Temps de déplacement du salarié itinérant entre son domicile et les sites des premiers et derniers clients : la Cour de cassation s’aligne sur la jurisprudence de la CJUE

La qualification du temps de déplacement des salariés itinérants soulève des questions en termes de temps de travail. Dans l’arrêt Tyco rendu en 2015, la Cour de justice de l’Union européenne (CJUE) a jugé au visa de l’article 2 de la directive 2003/88 du 4 novembre 2003 que, lorsque « les travailleurs n’ont pas de lieu de travail fixe ou habituel, constitue du « temps de travail », au sens de cette directive, le temps de déplacement que ces travailleurs consacrent aux déplacements quotidiens entre leur domicile et les sites des premiers et derniers clients désignés par l’employeur »  (CJUE, 10 sept. 2015, nº C-266/14, Tyco).

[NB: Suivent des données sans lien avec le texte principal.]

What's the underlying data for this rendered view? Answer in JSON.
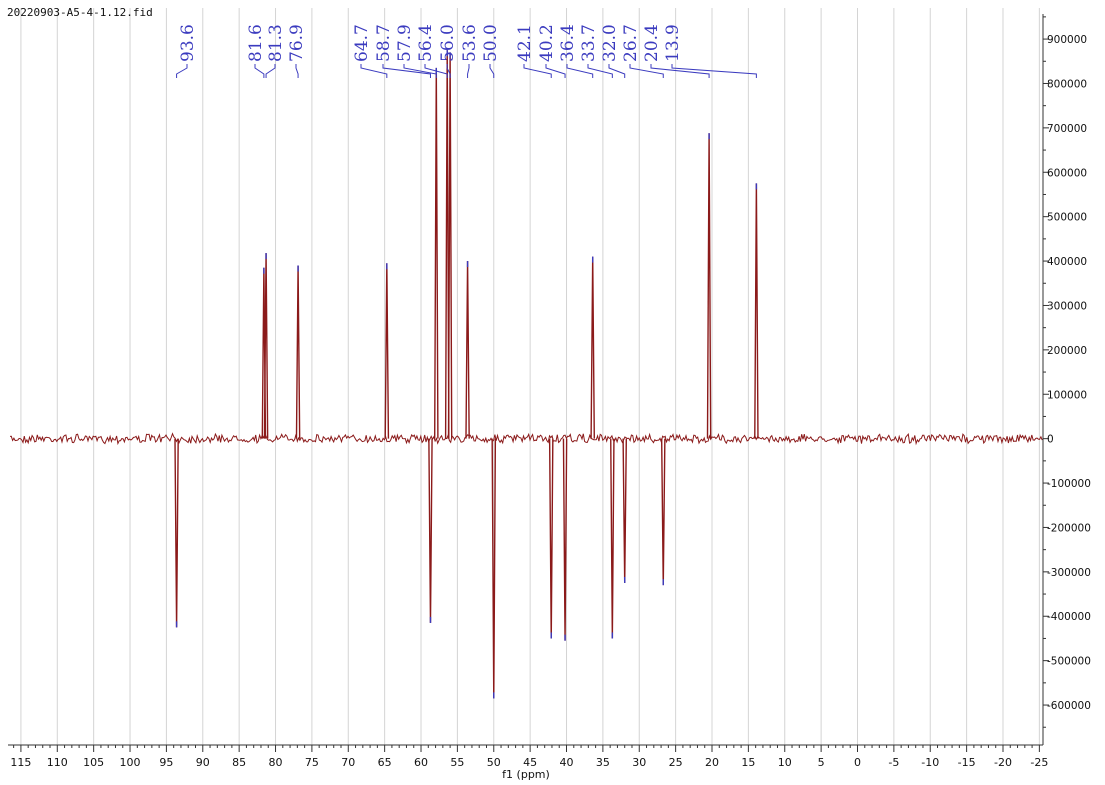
{
  "colors": {
    "spectrum": "#8b1a1a",
    "peak_label": "#3b3bbf",
    "grid": "#d4d4d4",
    "axis": "#333333",
    "background": "#ffffff"
  },
  "chart_data": {
    "type": "line",
    "title": "20220903-A5-4-1.12.fid",
    "xlabel": "f1 (ppm)",
    "ylabel": "",
    "x_reversed": true,
    "xlim": [
      116.5,
      -25.5
    ],
    "ylim": [
      -690000,
      970000
    ],
    "grid": true,
    "y_axis_position": "right",
    "x_ticks": [
      115,
      110,
      105,
      100,
      95,
      90,
      85,
      80,
      75,
      70,
      65,
      60,
      55,
      50,
      45,
      40,
      35,
      30,
      25,
      20,
      15,
      10,
      5,
      0,
      -5,
      -10,
      -15,
      -20,
      -25
    ],
    "x_tick_labels": [
      "115",
      "110",
      "105",
      "100",
      "95",
      "90",
      "85",
      "80",
      "75",
      "70",
      "65",
      "60",
      "55",
      "50",
      "45",
      "40",
      "35",
      "30",
      "25",
      "20",
      "15",
      "10",
      "5",
      "0",
      "-5",
      "-10",
      "-15",
      "-20",
      "-25"
    ],
    "y_ticks": [
      900000,
      800000,
      700000,
      600000,
      500000,
      400000,
      300000,
      200000,
      100000,
      0,
      -100000,
      -200000,
      -300000,
      -400000,
      -500000,
      -600000
    ],
    "y_tick_labels": [
      "900000",
      "800000",
      "700000",
      "600000",
      "500000",
      "400000",
      "300000",
      "200000",
      "100000",
      "0",
      "-100000",
      "-200000",
      "-300000",
      "-400000",
      "-500000",
      "-600000"
    ],
    "peak_labels": [
      "93.6",
      "81.6",
      "81.3",
      "76.9",
      "64.7",
      "58.7",
      "57.9",
      "56.4",
      "56.0",
      "53.6",
      "50.0",
      "42.1",
      "40.2",
      "36.4",
      "33.7",
      "32.0",
      "26.7",
      "20.4",
      "13.9"
    ],
    "peaks": [
      {
        "x": 93.6,
        "y": -425000
      },
      {
        "x": 81.6,
        "y": 385000
      },
      {
        "x": 81.3,
        "y": 418000
      },
      {
        "x": 76.9,
        "y": 390000
      },
      {
        "x": 64.7,
        "y": 395000
      },
      {
        "x": 58.7,
        "y": -415000
      },
      {
        "x": 57.9,
        "y": 835000
      },
      {
        "x": 56.4,
        "y": 875000
      },
      {
        "x": 56.0,
        "y": 870000
      },
      {
        "x": 53.6,
        "y": 400000
      },
      {
        "x": 50.0,
        "y": -585000
      },
      {
        "x": 42.1,
        "y": -450000
      },
      {
        "x": 40.2,
        "y": -455000
      },
      {
        "x": 36.4,
        "y": 410000
      },
      {
        "x": 33.7,
        "y": -450000
      },
      {
        "x": 32.0,
        "y": -325000
      },
      {
        "x": 26.7,
        "y": -330000
      },
      {
        "x": 20.4,
        "y": 688000
      },
      {
        "x": 13.9,
        "y": 575000
      }
    ]
  }
}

Cependant, la Cour de cassation considérait que, dans les cas où le temps de déplacement entre le domicile et les sites du premier et du dernier clients dépassait le temps normal de trajet, il n’y avait pas lieu de requalifier le temps de déplacement en temps de travail effectif et d’attribuer le paiement d’heures supplémentaires, dès lors que le salarié avait pu bénéficier des contreparties exigées à l’article L. 3121-4 du Code du travail, (Cass. soc., 30 mai 2018, n° 16-20.634).

Dans son arrêt du 23 novembre 2022, sous la pression du droit européen, la Cour de cassation opère un revirement de jurisprudence et procède à une interprétation conforme du droit social national au droit européen.

La Cour juge que le temps de déplacement d’un salarié itinérant entre son domicile et les sites des premiers et derniers clients peut constituer du temps de travail effectif, si le salarié est à la disposition de l’employeur et se conforme à ses directives, sans pouvoir vaquer à des occupations personnelles.

En l’espèce, le salarié exerçait ses fonctions commerciales habituelles à l’aide de son kit main libre au cours de ses trajets avec le véhicule mis à sa disposition par l’employeur. Il utilisait ce temps de trajet pour fixer des rendez-vous, appeler et répondre à ses divers interlocuteurs professionnels, sans que ces temps ne soient rémunérés.

En conséquence, le degré de dépendance et de sujétions du salarié pendant le temps de déplacement suffisait à lui seul à caractériser le travail effectif au sens de l’article L. 3121-1 du Code du travail. Ce temps de travail effectif peut entrer dans le décompte des heures supplémentaires (Cass. soc., 23 novembre 2022, n° 20-21.924 FP-B+R).